The collected data from controller experiment 2 were also used to forecast the cell expansion process by using the combined data of several experimental runs together. These forecasting techniques could be used in future work either in the prediction model or as a target function. The first forecast method used transfer functions as previously used in the prediction models of the controller experiments. Both methods of either averaging the model parameters or averaging the datapoints for the DARX modelling approach resulted in similar accuracies of the forecasts. The second forecast method used machine learning, more specifically LS-SVM, which uses the forecasting model as a machine learning algorithm.

A next step could be to use other machine learning algorithms, such as k-nearest neighbours LS-SVM [49] and compare both.
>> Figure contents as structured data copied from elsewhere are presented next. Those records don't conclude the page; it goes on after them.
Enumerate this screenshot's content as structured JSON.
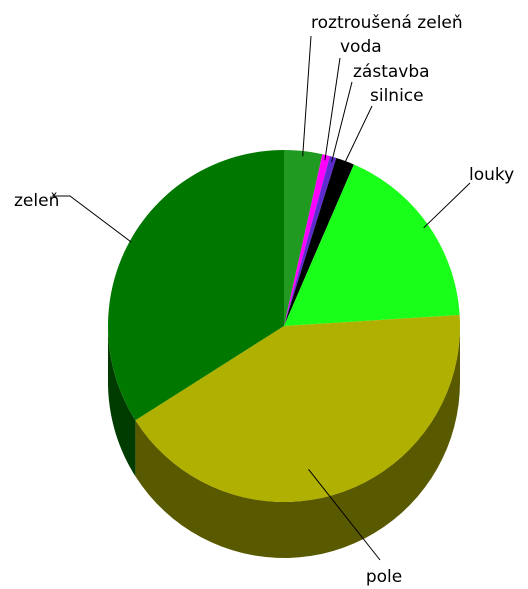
{
  "chart_data": {
    "type": "pie",
    "style": "3d",
    "title": "",
    "slices": [
      {
        "label": "roztroušená zeleň",
        "value": 3.5,
        "color": "#209a20",
        "side_color": "#0f5a0f"
      },
      {
        "label": "voda",
        "value": 0.7,
        "color": "#ff00ff",
        "side_color": "#7f007f"
      },
      {
        "label": "zástavba",
        "value": 0.6,
        "color": "#5d2bd0",
        "side_color": "#2e1568"
      },
      {
        "label": "silnice",
        "value": 1.7,
        "color": "#000000",
        "side_color": "#000000"
      },
      {
        "label": "louky",
        "value": 17.5,
        "color": "#19ff19",
        "side_color": "#0c800c"
      },
      {
        "label": "pole",
        "value": 42.0,
        "color": "#b0b000",
        "side_color": "#595900"
      },
      {
        "label": "zeleň",
        "value": 34.0,
        "color": "#007800",
        "side_color": "#003c00"
      }
    ],
    "legend": "none"
  }
}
Since the power of machine learning was not fully accessed in this work due to the small size of the dataset, a valuable future approach would be to gather a large dataset with many possible input and output variables and release the power of machine learning on such data. Including information on donor characteristics as well as other relevant process variables could benefit the optimization of the cell expansion process. In this way, we expect the machine learning-based approach to outperform the transfer function-based approach.
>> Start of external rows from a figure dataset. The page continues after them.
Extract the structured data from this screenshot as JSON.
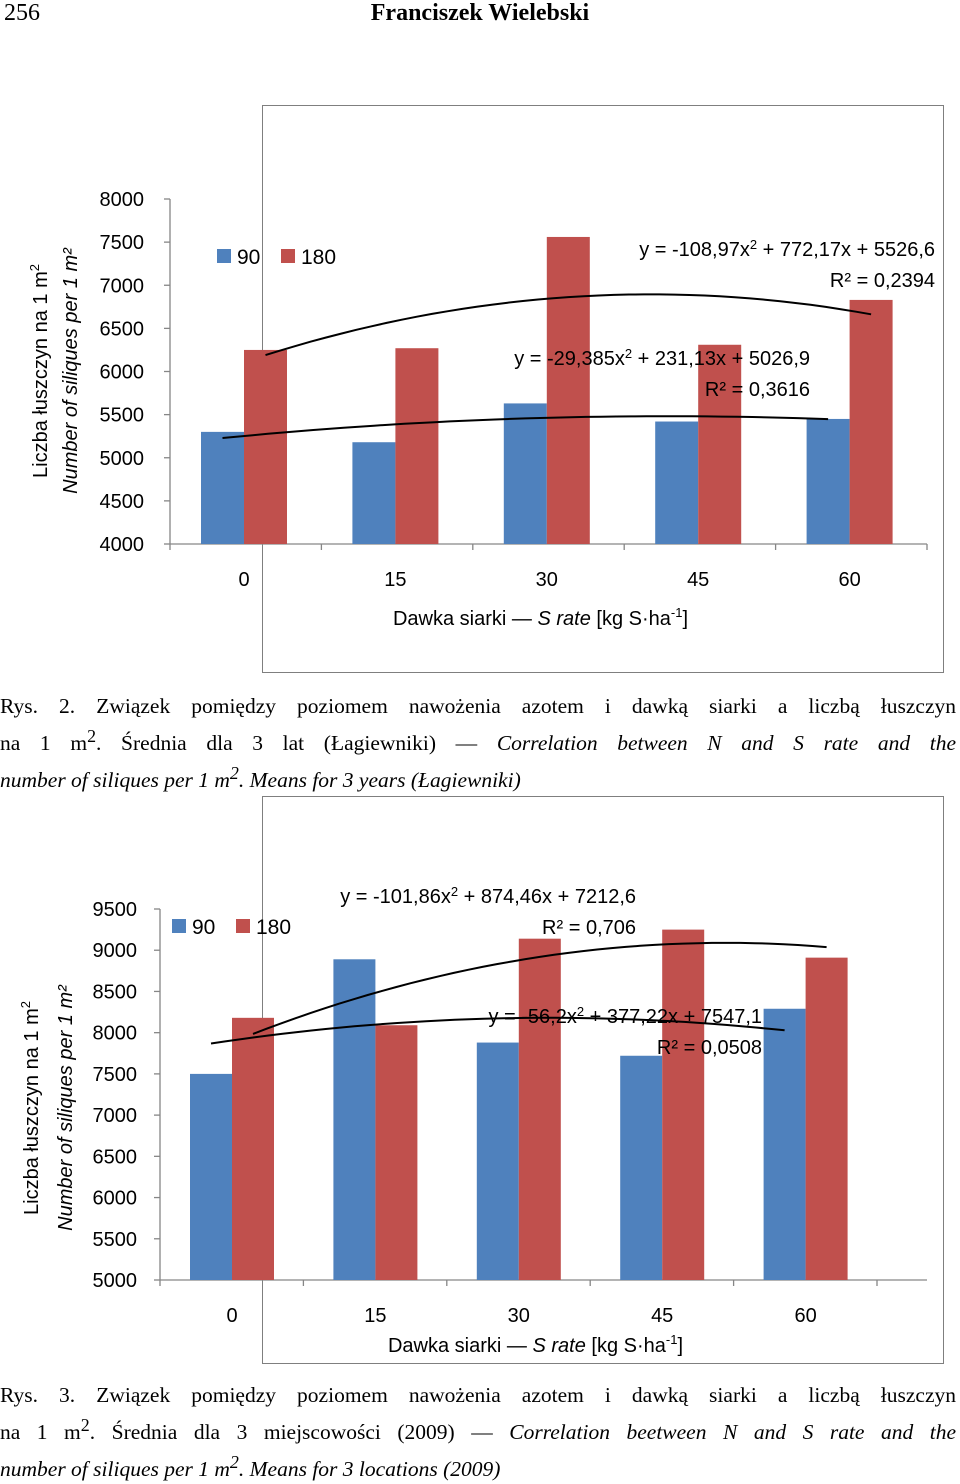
{
  "header": {
    "page_number": "256",
    "author": "Franciszek Wielebski"
  },
  "chart_data": [
    {
      "type": "bar",
      "categories": [
        "0",
        "15",
        "30",
        "45",
        "60"
      ],
      "series": [
        {
          "name": "90",
          "color": "#4f81bd",
          "values": [
            5300,
            5180,
            5630,
            5420,
            5450
          ]
        },
        {
          "name": "180",
          "color": "#c0504d",
          "values": [
            6250,
            6270,
            7560,
            6310,
            6830
          ]
        }
      ],
      "trendlines": [
        {
          "series": "180",
          "type": "poly2",
          "equation_pre": "y = -108,97x",
          "equation_post": " + 772,17x + 5526,6",
          "r2": "R² = 0,2394",
          "coef": [
            -108.97,
            772.17,
            5526.6
          ]
        },
        {
          "series": "90",
          "type": "poly2",
          "equation_pre": "y = -29,385x",
          "equation_post": " + 231,13x + 5026,9",
          "r2": "R² = 0,3616",
          "coef": [
            -29.385,
            231.13,
            5026.9
          ]
        }
      ],
      "ylabel_line1": "Liczba łuszczyn na 1 m",
      "ylabel_line2": "Number of siliques per 1 m²",
      "xlabel_pre": "Dawka siarki —",
      "xlabel_ital": "S rate",
      "xlabel_post": "[kg S·ha",
      "xlabel_sup": "-1",
      "xlabel_end": "]",
      "ylim": [
        4000,
        8000
      ],
      "yticks": [
        "4000",
        "4500",
        "5000",
        "5500",
        "6000",
        "6500",
        "7000",
        "7500",
        "8000"
      ],
      "legend_position": "top-left",
      "grid": false
    },
    {
      "type": "bar",
      "categories": [
        "0",
        "15",
        "30",
        "45",
        "60"
      ],
      "series": [
        {
          "name": "90",
          "color": "#4f81bd",
          "values": [
            7500,
            8890,
            7880,
            7720,
            8290
          ]
        },
        {
          "name": "180",
          "color": "#c0504d",
          "values": [
            8180,
            8090,
            9140,
            9250,
            8910
          ]
        }
      ],
      "trendlines": [
        {
          "series": "180",
          "type": "poly2",
          "equation_pre": "y = -101,86x",
          "equation_post": " + 874,46x + 7212,6",
          "r2": "R² = 0,706",
          "coef": [
            -101.86,
            874.46,
            7212.6
          ]
        },
        {
          "series": "90",
          "type": "poly2",
          "equation_pre": "y = -56,2x",
          "equation_post": " + 377,22x + 7547,1",
          "r2": "R² = 0,0508",
          "coef": [
            -56.2,
            377.22,
            7547.1
          ]
        }
      ],
      "ylabel_line1": "Liczba łuszczyn na 1 m",
      "ylabel_line2": "Number of siliques per 1 m²",
      "xlabel_pre": "Dawka siarki —",
      "xlabel_ital": "S rate",
      "xlabel_post": "[kg S·ha",
      "xlabel_sup": "-1",
      "xlabel_end": "]",
      "ylim": [
        5000,
        9500
      ],
      "yticks": [
        "5000",
        "5500",
        "6000",
        "6500",
        "7000",
        "7500",
        "8000",
        "8500",
        "9000",
        "9500"
      ],
      "legend_position": "top-left",
      "grid": false
    }
  ],
  "captions": [
    {
      "label": "Rys. 2.",
      "pl_a": "Związek pomiędzy poziomem nawożenia azotem i dawką siarki a liczbą łuszczyn",
      "pl_b": "na 1 m",
      "pl_c": ". Średnia dla 3 lat (Łagiewniki) —",
      "en_a": "Correlation between N and S rate and the",
      "en_b": "number of siliques per 1 m",
      "en_c": ". Means for 3 years (Łagiewniki)",
      "sup": "2"
    },
    {
      "label": "Rys. 3.",
      "pl_a": "Związek pomiędzy poziomem nawożenia azotem i dawką siarki a liczbą łuszczyn",
      "pl_b": "na 1 m",
      "pl_c": ". Średnia dla 3 miejscowości (2009) —",
      "en_a": "Correlation beetween N and S rate and the",
      "en_b": "number of siliques per 1 m",
      "en_c": ". Means for 3 locations (2009)",
      "sup": "2"
    }
  ]
}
Another interesting future work would be to start with a medium supply scheme based on predefined knowledge of the cell batch using machine learning [14] or mechanistic models [50] (e.g., to predict the cell growth) followed by the control strategy using DARX transfer functions to adapt the medium supply based on the accumulated lactate measured. Using knowledge and/or data from previous experiments through mechanistic and machine learning models has the advantage that a more personalized feeding strategy can be applied at the start of the cell proliferation process. Once enough data are gathered during an initial period, the applied transfer function modelling approach using real-time data will take into account the specific individual and time-varying characteristics of the considered cell growth process and the medium supply scheme can be adapted accordingly.
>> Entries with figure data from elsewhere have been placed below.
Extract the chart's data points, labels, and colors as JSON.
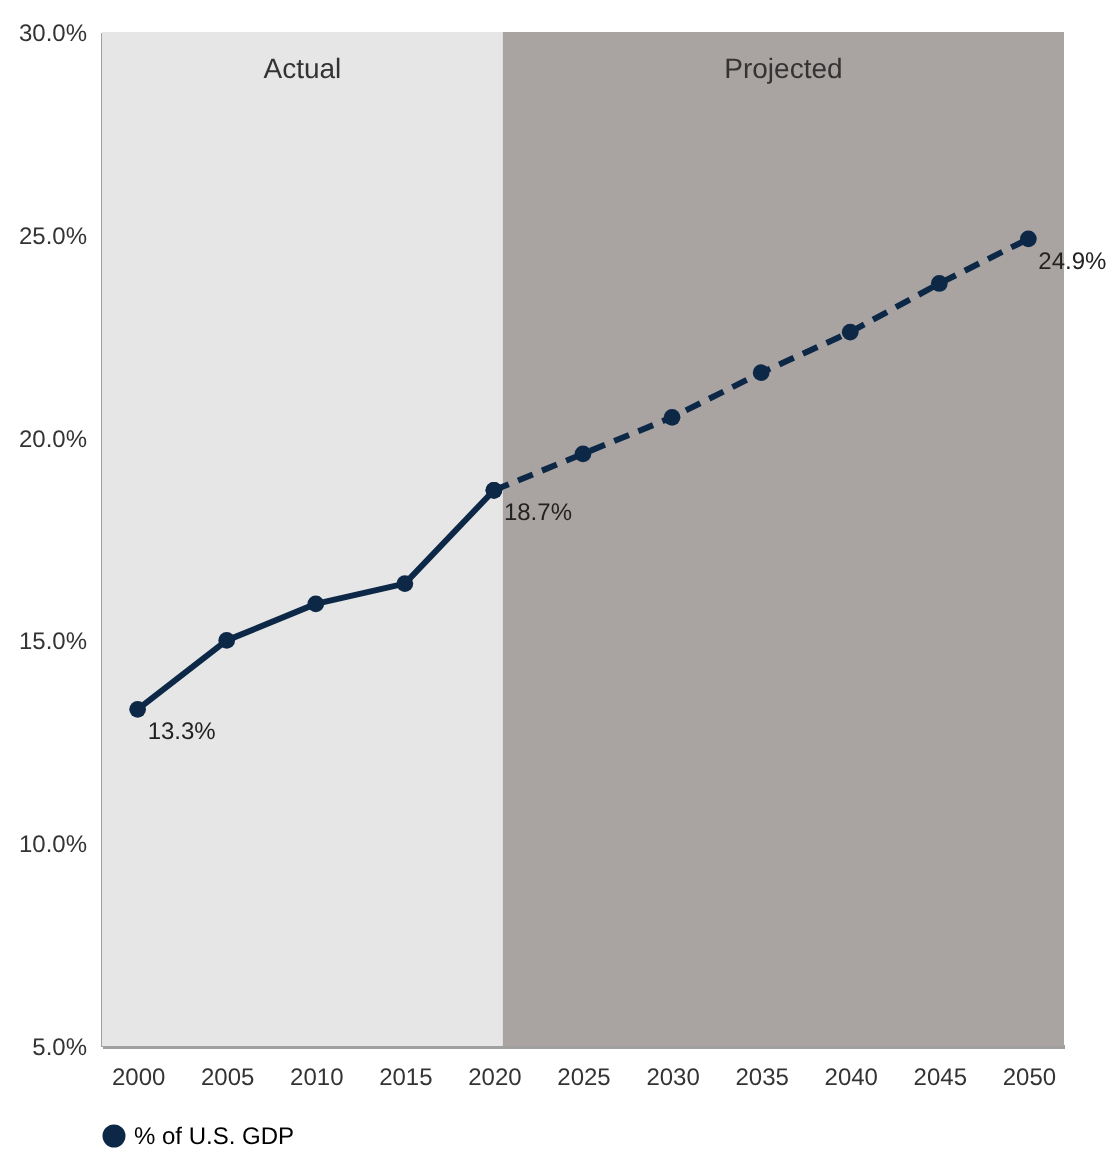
{
  "chart_data": {
    "type": "line",
    "x": [
      2000,
      2005,
      2010,
      2015,
      2020,
      2025,
      2030,
      2035,
      2040,
      2045,
      2050
    ],
    "series": [
      {
        "name": "% of U.S. GDP",
        "color": "#0d2847",
        "line_style": "solid",
        "values": [
          13.3,
          15.0,
          15.9,
          16.4,
          18.7,
          null,
          null,
          null,
          null,
          null,
          null
        ]
      },
      {
        "color": "#0d2847",
        "line_style": "dashed",
        "values": [
          null,
          null,
          null,
          null,
          18.7,
          19.6,
          20.5,
          21.6,
          22.6,
          23.8,
          24.9
        ]
      }
    ],
    "xlim": [
      1998,
      2052
    ],
    "xticks": [
      2000,
      2005,
      2010,
      2015,
      2020,
      2025,
      2030,
      2035,
      2040,
      2045,
      2050
    ],
    "ylim": [
      5,
      30
    ],
    "yticks": [
      {
        "value": 5,
        "label": "5.0%"
      },
      {
        "value": 10,
        "label": "10.0%"
      },
      {
        "value": 15,
        "label": "15.0%"
      },
      {
        "value": 20,
        "label": "20.0%"
      },
      {
        "value": 25,
        "label": "25.0%"
      },
      {
        "value": 30,
        "label": "30.0%"
      }
    ],
    "bands": [
      {
        "axis": "x",
        "from": 1998,
        "to": 2020.5,
        "label": "Actual",
        "color": "#e6e6e6"
      },
      {
        "axis": "x",
        "from": 2020.5,
        "to": 2052,
        "label": "Projected",
        "color": "#a9a4a1"
      }
    ],
    "annotations": [
      {
        "text": "13.3%",
        "x": 2000,
        "y": 13.3
      },
      {
        "text": "18.7%",
        "x": 2020,
        "y": 18.7
      },
      {
        "text": "24.9%",
        "x": 2050,
        "y": 24.9
      }
    ],
    "marker": "circle",
    "grid": false,
    "legend": "bottom"
  }
}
Mechanistic modelling and transfer function modelling approaches could also be combined. One way to do so is by using the mechanistic model for generating or simulating process data on which a transfer function model is then applied, resulting in a compact process model focusing only on the dominant processes influencing the cell growth. Via statistical emulation approaches, the parameters of such higher order mechanistic models can be mapped onto the dominant modes of a reduced-order transfer function, allowing to describe the process with a compact transfer function model with biologically interpretable parameters [51]. Another integration of a mechanistic model into the control strategy is to use it for estimating the target trajectory of the cell growth process. This mechanistic model could be similar as the one described by Guyot, but adapted and calibrated for a spinner flask experiment [50].

5. Conclusions

This work developed a data-based model predictive controller for steering cell growth processes towards an adaptive target function. Applying an adaptive target function has proven to be a big advantage compared to a fixed predefined target function. The adaptive nature of the target function allows taking into account the different characteristics of each cell batch, resulting in a personalized and optimized feeding strategy for each cell batch. In addition, a method to combine the data from multiple experimental runs into one model to forecast the cell expansion process was designed by applying either transfer function models or machine learning.